Weaving also is very practical. My teacher used to tell me “you’ll never go hungry if you are a weaver” and so far I haven’t through my years in undergrad and now grad school. There’s always a need for baskets so long as people have dances and babies, and I’ve made several for my mom and aunt to use for acorns and other foods. Weaving also teaches you patience, and requires math skills for designs to come out. Some baskets
have designs within designs, each one with a name, and the old ones were never planned out on paper, only in the minds of practiced weavers. Jackie helped me plan my basket and design on graph paper and I decided which colors to use.

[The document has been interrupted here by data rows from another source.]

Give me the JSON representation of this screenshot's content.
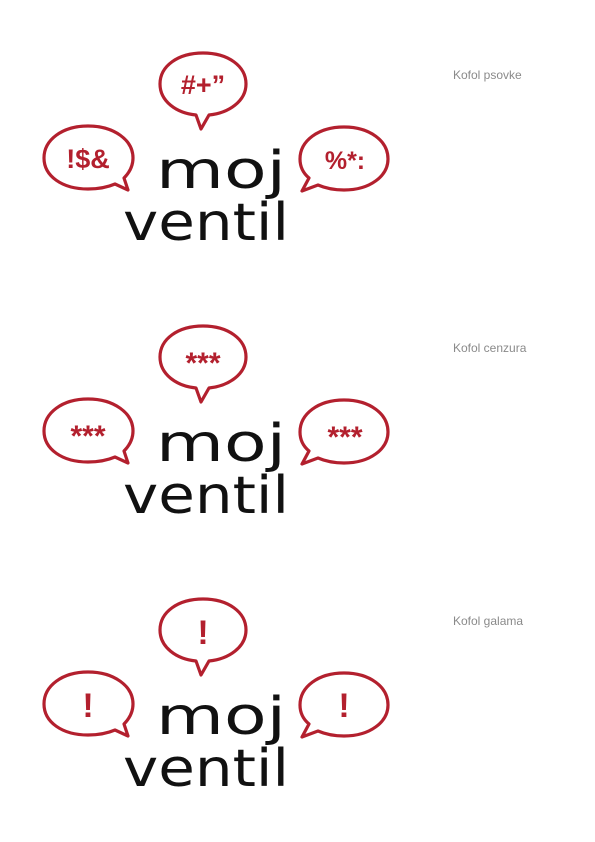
{
  "brand": {
    "word_line1": "moj",
    "word_line2": "ventil",
    "accent_color": "#b3202e",
    "text_color": "#111111",
    "caption_color": "#8a8a8a"
  },
  "variants": [
    {
      "caption": "Kofol psovke",
      "bubble_left": "!$&",
      "bubble_top": "#+”",
      "bubble_right": "%*:"
    },
    {
      "caption": "Kofol cenzura",
      "bubble_left": "***",
      "bubble_top": "***",
      "bubble_right": "***"
    },
    {
      "caption": "Kofol galama",
      "bubble_left": "!",
      "bubble_top": "!",
      "bubble_right": "!"
    }
  ]
}
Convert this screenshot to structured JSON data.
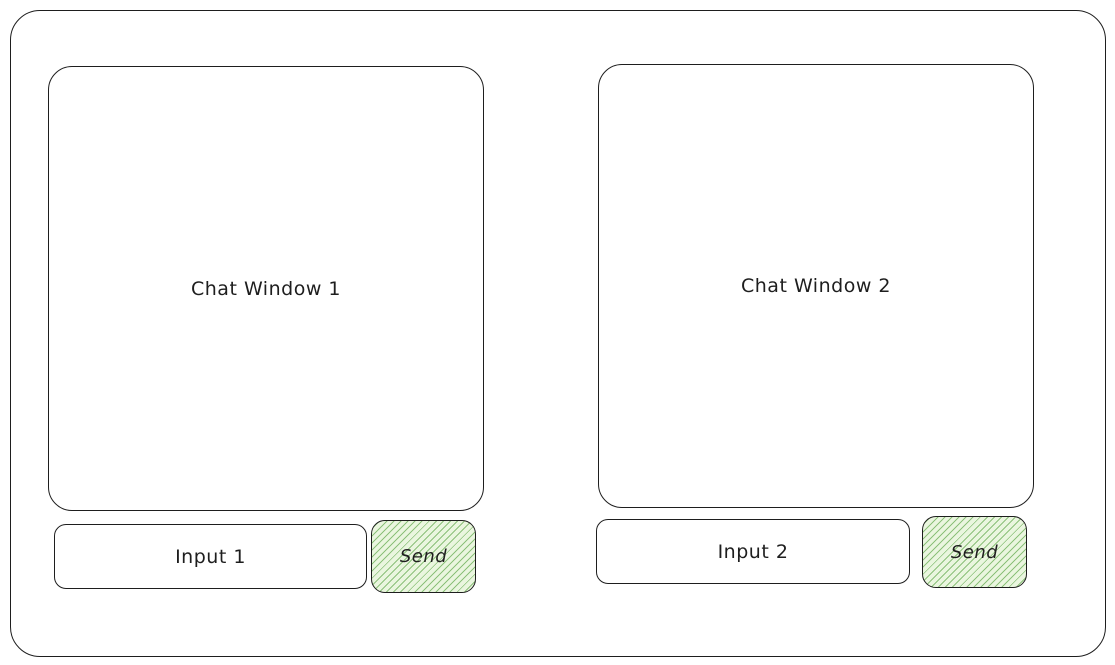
{
  "chat_window_1": {
    "label": "Chat Window 1"
  },
  "chat_window_2": {
    "label": "Chat Window 2"
  },
  "input_1": {
    "label": "Input 1"
  },
  "input_2": {
    "label": "Input 2"
  },
  "send_1": {
    "label": "Send"
  },
  "send_2": {
    "label": "Send"
  },
  "colors": {
    "stroke": "#1e1e1e",
    "send_fill": "#eaf6df",
    "send_hatch": "#409628",
    "background": "#ffffff"
  }
}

It took a year of weaving but I finished and danced my cap my senior year. I wear it today and let others borrow it for ceremony too. I enjoy seeing young girls wear it and their eyes light up when they learn who made it. In a time when we can walk into a big box store and see basket designs on mannequins unsourced, and never know the people that make the clothes we wear every day, basketry reminds us that true connections and roots cannot be commodified. Some of the baskets we still use were made by my great grandmother’s mother and grandmother. I realized making my cap that my grandchildren and great-grandchildren will remember me even if they never met me as they dance and use the baskets I make. Through basketry, I can always carry with me a connection to my land, my old people, and to future generations.
I am forever thankful to Jackie for lighting that spark in me and for the time that she put into me. I look back to that time as a time that I began to come out of my shell as a young woman and the memories with the ladies from basket class are forever. I feel like a rich woman, she gave me something that can’t be replaced. I look forward to passing on the same spark and teachings to my daughters, nieces and granddaughters someday. I hope they make caps.
Kayla Carpenter is a PhD Candidate in Linguistics at UC Berkeley. She continues to basket weave.